Al buscar testimonios para este artículo, me sorprendió el nivel de sensibilidad que los habitantes de mi ciudad natal que vivieron allí durante la guerra aún tenían a flor de piel. Incluso hubo personas que, entre lágrimas, se excusaron por no querer hablar del tema. “Es algo muy difícil para mí, aún no lo superé”, dijo una vecina.

“Creo que todavía sentimos que la guerra no terminó porque algún otro puede seguir con esto; la sensación de inseguridad quedó ahí”, concluyó Patricia.

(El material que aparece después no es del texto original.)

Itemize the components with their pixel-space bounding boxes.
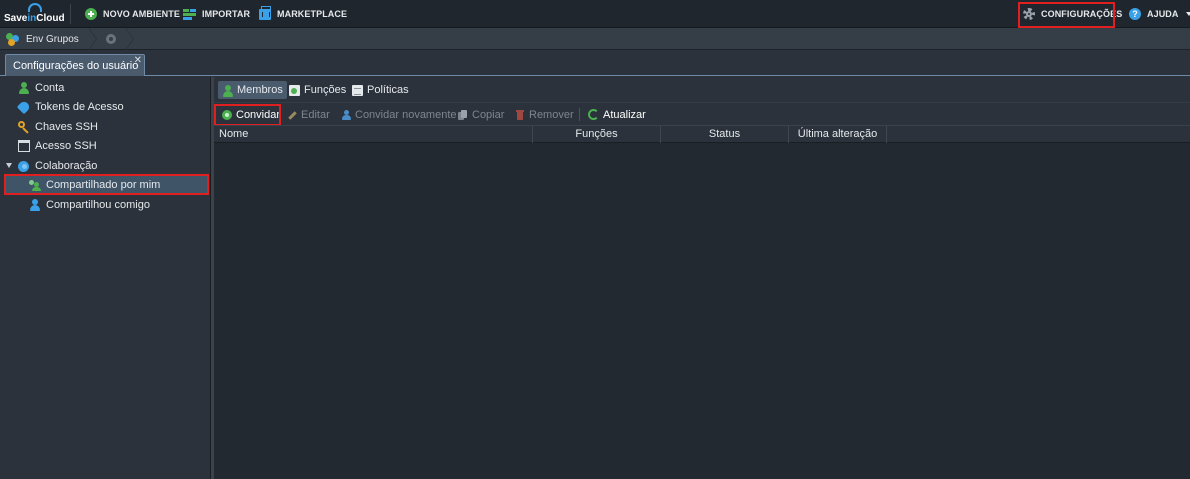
refresh-label: Atualizar bbox=[603, 108, 646, 121]
toolbar-divider bbox=[579, 108, 580, 121]
users-icon bbox=[222, 84, 233, 97]
gear-icon bbox=[1023, 8, 1035, 20]
sidebar-item-label: Compartilhado por mim bbox=[46, 178, 161, 191]
cloud-icon bbox=[28, 3, 42, 12]
topbar-divider bbox=[70, 4, 71, 24]
tab-roles-label: Funções bbox=[304, 84, 347, 96]
copy-icon bbox=[458, 109, 468, 120]
column-header-label: Funções bbox=[575, 128, 618, 140]
breadcrumb: Env Grupos bbox=[0, 28, 1190, 50]
env-groups-icon bbox=[6, 32, 20, 46]
marketplace-label: MARKETPLACE bbox=[277, 9, 348, 19]
tab-user-settings-label: Configurações do usuário bbox=[13, 60, 139, 72]
edit-button[interactable]: Editar bbox=[287, 105, 330, 124]
sidebar-item-ssh-access[interactable]: Acesso SSH bbox=[0, 136, 210, 155]
trash-icon bbox=[515, 109, 525, 120]
sidebar-item-collaboration[interactable]: Colaboração bbox=[0, 156, 210, 175]
tag-icon bbox=[16, 99, 32, 114]
import-label: IMPORTAR bbox=[202, 9, 251, 19]
breadcrumb-env-groups[interactable]: Env Grupos bbox=[6, 28, 79, 50]
sidebar-item-shared-by-me[interactable]: Compartilhado por mim bbox=[5, 175, 209, 194]
help-label: AJUDA bbox=[1147, 9, 1179, 19]
help-icon: ? bbox=[1129, 8, 1141, 20]
copy-button[interactable]: Copiar bbox=[458, 105, 504, 124]
user-icon bbox=[341, 109, 351, 120]
members-grid-header: Nome Funções Status Última alteração bbox=[214, 125, 1190, 143]
sidebar-item-label: Colaboração bbox=[35, 159, 98, 172]
section-tabs: Membros Funções Políticas bbox=[214, 77, 1190, 102]
new-environment-button[interactable]: NOVO AMBIENTE bbox=[85, 0, 180, 28]
column-header-label: Última alteração bbox=[797, 128, 878, 140]
import-icon bbox=[183, 8, 196, 20]
sidebar-item-ssh-keys[interactable]: Chaves SSH bbox=[0, 117, 210, 136]
column-header-last-modified[interactable]: Última alteração bbox=[789, 126, 887, 143]
collaboration-icon bbox=[18, 160, 30, 172]
tab-user-settings[interactable]: Configurações do usuário ✕ bbox=[5, 54, 145, 76]
settings-sidebar: Conta Tokens de Acesso Chaves SSH Acesso… bbox=[0, 77, 211, 479]
sidebar-item-label: Chaves SSH bbox=[35, 120, 98, 133]
sidebar-item-shared-with-me[interactable]: Compartilhou comigo bbox=[0, 195, 210, 214]
sidebar-item-label: Compartilhou comigo bbox=[46, 198, 150, 211]
import-button[interactable]: IMPORTAR bbox=[183, 0, 250, 28]
sidebar-item-access-tokens[interactable]: Tokens de Acesso bbox=[0, 97, 210, 116]
plus-circle-icon bbox=[222, 109, 232, 120]
close-icon[interactable]: ✕ bbox=[134, 56, 142, 66]
breadcrumb-env-groups-label: Env Grupos bbox=[26, 33, 79, 45]
sidebar-item-label: Acesso SSH bbox=[35, 139, 97, 152]
remove-button[interactable]: Remover bbox=[515, 105, 574, 124]
tab-members[interactable]: Membros bbox=[218, 81, 287, 99]
column-header-label: Status bbox=[708, 128, 741, 140]
sidebar-item-label: Tokens de Acesso bbox=[35, 100, 124, 113]
settings-button[interactable]: CONFIGURAÇÕES bbox=[1023, 0, 1122, 28]
shared-users-icon bbox=[29, 179, 41, 191]
invite-label: Convidar bbox=[236, 108, 281, 121]
tab-members-label: Membros bbox=[237, 84, 283, 96]
expand-arrow-icon[interactable] bbox=[6, 163, 12, 168]
top-bar: SaveinCloud NOVO AMBIENTE IMPORTAR MARKE… bbox=[0, 0, 1190, 28]
copy-label: Copiar bbox=[472, 108, 505, 121]
members-toolbar: Convidar Editar Convidar novamente Copia… bbox=[214, 102, 1190, 126]
logo-text: SaveinCloud bbox=[4, 13, 65, 24]
sidebar-item-account[interactable]: Conta bbox=[0, 78, 210, 97]
main-panel: Membros Funções Políticas Convidar Edita… bbox=[214, 77, 1190, 479]
sidebar-item-label: Conta bbox=[35, 81, 65, 94]
column-header-name[interactable]: Nome bbox=[214, 126, 533, 143]
tab-policies[interactable]: Políticas bbox=[348, 81, 413, 99]
user-icon bbox=[18, 81, 30, 94]
saveincloud-logo[interactable]: SaveinCloud bbox=[4, 3, 66, 27]
document-icon bbox=[352, 84, 363, 96]
circle-icon bbox=[106, 34, 116, 44]
remove-label: Remover bbox=[529, 108, 574, 121]
invite-button[interactable]: Convidar bbox=[222, 105, 280, 124]
column-header-roles[interactable]: Funções bbox=[533, 126, 661, 143]
basket-icon bbox=[259, 5, 271, 20]
reinvite-button[interactable]: Convidar novamente bbox=[341, 105, 457, 124]
refresh-button[interactable]: Atualizar bbox=[588, 105, 646, 124]
settings-label: CONFIGURAÇÕES bbox=[1041, 9, 1123, 19]
new-environment-label: NOVO AMBIENTE bbox=[103, 9, 180, 19]
key-icon bbox=[18, 120, 30, 133]
terminal-window-icon bbox=[18, 139, 30, 152]
user-icon bbox=[29, 198, 41, 211]
role-document-icon bbox=[289, 84, 300, 96]
refresh-icon bbox=[588, 109, 599, 120]
breadcrumb-separator bbox=[88, 28, 99, 50]
members-grid-body bbox=[214, 143, 1190, 479]
tab-policies-label: Políticas bbox=[367, 84, 409, 96]
reinvite-label: Convidar novamente bbox=[355, 108, 457, 121]
plus-circle-icon bbox=[85, 8, 97, 20]
column-header-label: Nome bbox=[219, 128, 249, 140]
panel-tab-strip: Configurações do usuário ✕ bbox=[0, 50, 1190, 76]
column-header-status[interactable]: Status bbox=[661, 126, 789, 143]
tab-roles[interactable]: Funções bbox=[285, 81, 350, 99]
pencil-icon bbox=[287, 110, 297, 120]
chevron-down-icon bbox=[1185, 12, 1190, 16]
help-button[interactable]: ? AJUDA bbox=[1129, 0, 1190, 28]
edit-label: Editar bbox=[301, 108, 330, 121]
breadcrumb-separator bbox=[125, 28, 136, 50]
breadcrumb-group-item[interactable] bbox=[106, 28, 116, 50]
marketplace-button[interactable]: MARKETPLACE bbox=[259, 0, 347, 28]
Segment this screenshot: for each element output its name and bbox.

Muchos años después de la Guerra de Malvinas, la sirena que sonaba ante un inminente ataque durante el conflicto bélico volvió a sonar; esta vez fue un 19 de diciembre, aniversario de la fundación de la ciudad. Los más chicos saltábamos de alegría por ese sonido fuerte que daba inicio a los fuegos artificiales por el cumpleaños de Río Gallegos.

“Esa vez miré a los viejos y estaban llorando. No entendía por qué. Miro alrededor y veo que toda la gente grande tenía los ojos llorosos. Ahí entendí lo que Malvinas y esa sirena habían significado para los habitantes de Río Gallegos”, recordó mi hermano sobre esta guerra que para muchos aún no termina.